La police sud-africaine a confirmé l’interpellation du militant panafricaniste béninois Kèmi Séba, de son vrai nom Stellio Gilles Robert Capo Chichi, survenue le mercredi 15 avril 2026 à Pretoria. Selon un communiqué officiel des forces de sécurité, trois personnes ont été interpellées au cours de l’opération qui a eu lieu dans un centre commercial de la capitale administrative, à savoir : Kèmi Séba, l’un de ses fils et un individu présenté comme un intermédiaire.
Les faits reprochés s’inscrivent dans le cadre strict de la législation nationale sur l’immigration et le contrôle des frontières. Les autorités policières évoquent des faits présumés de facilitation de passage illégal de frontière entre l’Afrique du Sud et le Zimbabwe, via le fleuve Limpopo. Les enquêteurs indiquent que le facilitateur aurait perçu une somme de 250 000 rands pour organiser cette traversée irrégulière.

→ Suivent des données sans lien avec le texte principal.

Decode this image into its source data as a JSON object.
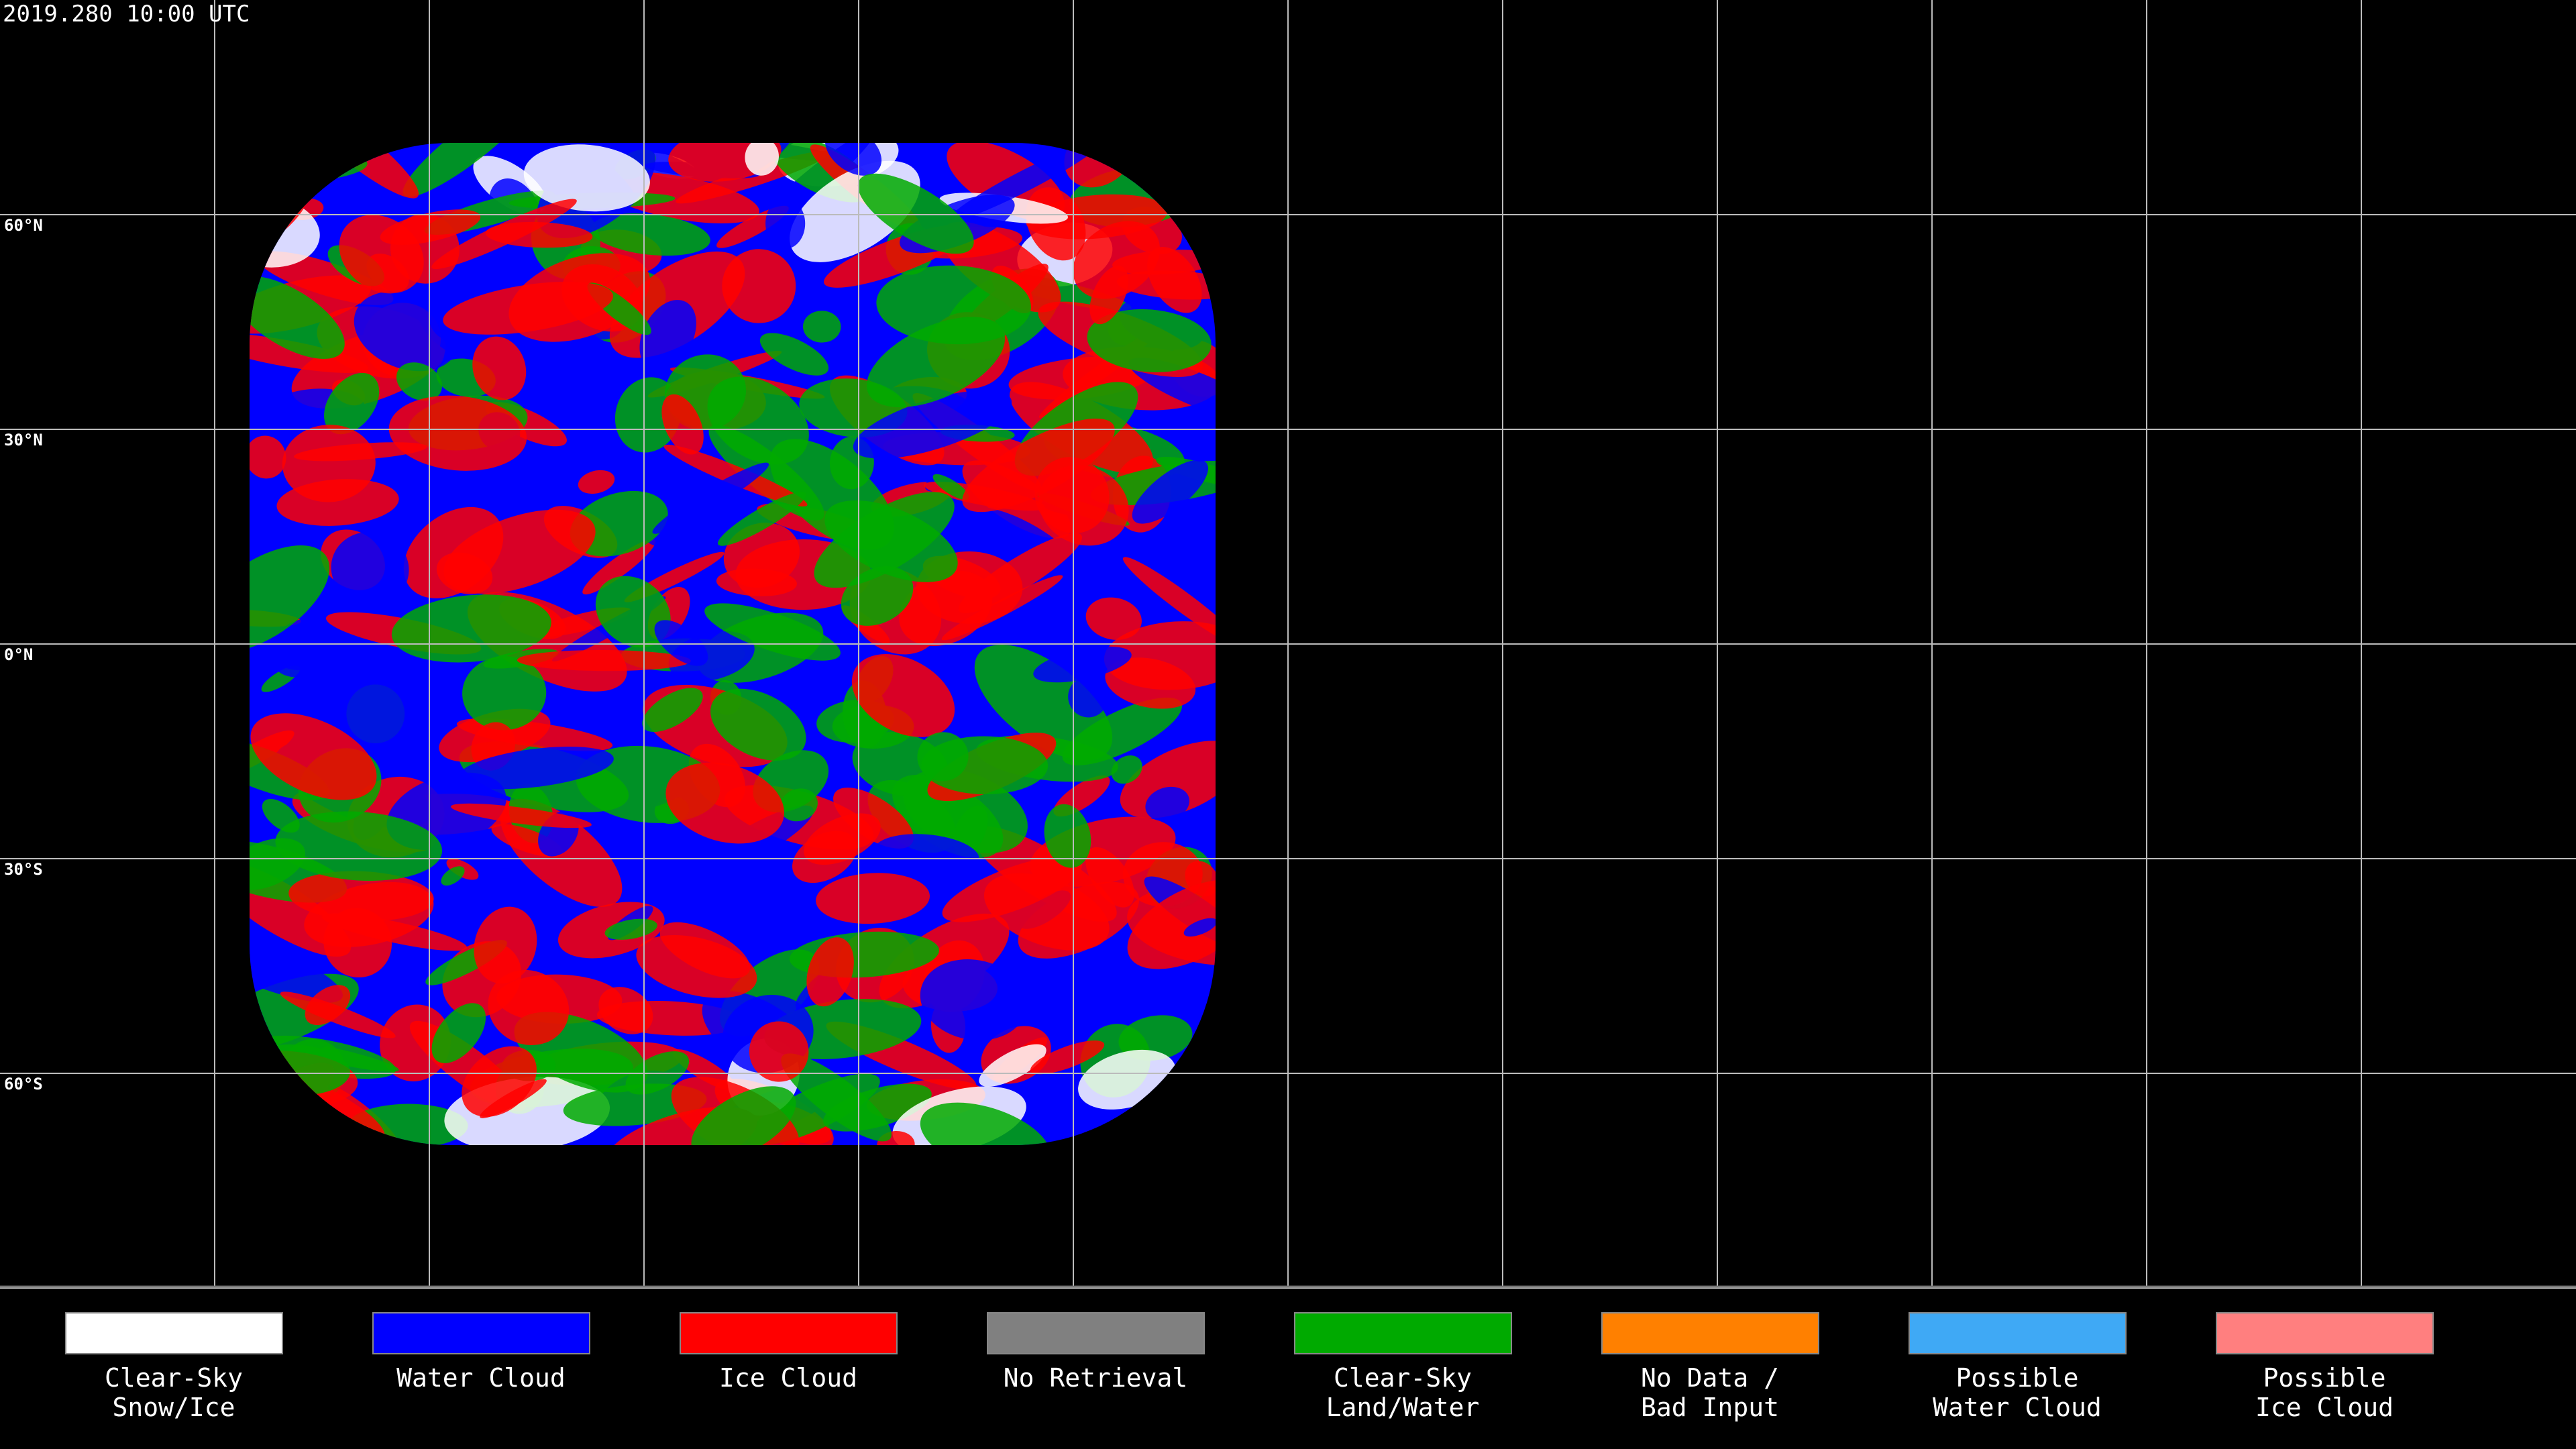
{
  "header": {
    "timestamp": "2019.280 10:00 UTC"
  },
  "map": {
    "lat_labels": [
      "60°N",
      "30°N",
      "0°N",
      "30°S",
      "60°S"
    ]
  },
  "legend": [
    {
      "label_lines": [
        "Clear-Sky",
        "Snow/Ice"
      ],
      "color": "#ffffff"
    },
    {
      "label_lines": [
        "Water Cloud"
      ],
      "color": "#0000ff"
    },
    {
      "label_lines": [
        "Ice Cloud"
      ],
      "color": "#ff0000"
    },
    {
      "label_lines": [
        "No Retrieval"
      ],
      "color": "#808080"
    },
    {
      "label_lines": [
        "Clear-Sky",
        "Land/Water"
      ],
      "color": "#00aa00"
    },
    {
      "label_lines": [
        "No Data /",
        "Bad Input"
      ],
      "color": "#ff8000"
    },
    {
      "label_lines": [
        "Possible",
        "Water Cloud"
      ],
      "color": "#3fa9f5"
    },
    {
      "label_lines": [
        "Possible",
        "Ice Cloud"
      ],
      "color": "#ff7f7f"
    }
  ]
}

Selon les éléments recueillis, le groupe projetait de poursuivre son déplacement après une étape au Zimbabwe, avec une destination finale hors du continent africain. Mal à eux, cette zone frontalière du Limpopo est régulièrement placée sous haute surveillance par les autorités sud-africaines en raison des flux migratoires non autorisés.
Les trois suspects ont été placés en garde à vue après leur interpellation, puis présentés à la justice. Dans l’attente, ils ont été maintenus en détention provisoire et leur comparution a été renvoyée au 20 avril 2026.
Dans une démarche s’inscrivant dans un contexte judiciaire plus large, la police sud-africaine a confirmé l’existence d’une procédure d’extradition en cours visant Kèmi Séba. Il faut rappeler qu’au Bénin, un mandat d’arrêt international avait déjà été émis à son encontre en décembre 2025 pour des faits qualifiés par la justice béninoise d’apologie de coup d’État.
Cependant, la justice sud-africaine devra statuer en priorité sur les infractions liées au franchissement illégal de frontière avant d’examiner toute demande d’extradition. Ce processus suppose une coopération judiciaire encadrée par les accords et conventions internationaux en vigueur.
En attendant une éventuelle réaction officielle du côté des avocats ou de l’entourage du militant, la prochaine audience prévue pour le 20 avril, devrait permettre de clarifier les suites de la procédure.